We defined personal financial management as tools/apps that enable consumers to manage their money better by tracking their spending, managing their cash flow, creating budgets, managing debt, creating reports, and looking at their whole net worth. We explained to survey participants that these tools use the data from all their financial accounts through account aggregation.
Across the board, we found that customers using financial account aggregation services and aggregation-powered tools were more likely to turn to their financial institution for their next financial need. They used their institution’s website and apps more frequently.

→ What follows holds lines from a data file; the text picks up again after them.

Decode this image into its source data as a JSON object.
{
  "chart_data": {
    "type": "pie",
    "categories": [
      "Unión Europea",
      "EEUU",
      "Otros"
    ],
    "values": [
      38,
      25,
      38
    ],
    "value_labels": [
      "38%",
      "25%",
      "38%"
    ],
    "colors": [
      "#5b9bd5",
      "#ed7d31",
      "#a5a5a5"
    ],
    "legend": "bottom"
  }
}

And in a world where word of mouth recommendations can make or break business, they were more likely to recommend their financial institution to their friends and family.
So the bottom line is, if your financial institution or FinTech offers financial account aggregation or apps or tools powered by aggregation, you’re on the right path to increasing consumer loyalty. If you’d like to offer data aggregation tools and services, and you need help, feel free to reach out to us. As you can see, the results can be well worth it.
1Envestnet | Yodlee® Aggregation and Wellness Survey of U.S. Consumers conducted July-August 2021. This online survey of a random sample of U.S. consumers used a high-quality consumer panel. Consumers surveyed used financial management tools from various providers; survey was not specific to any one software provider.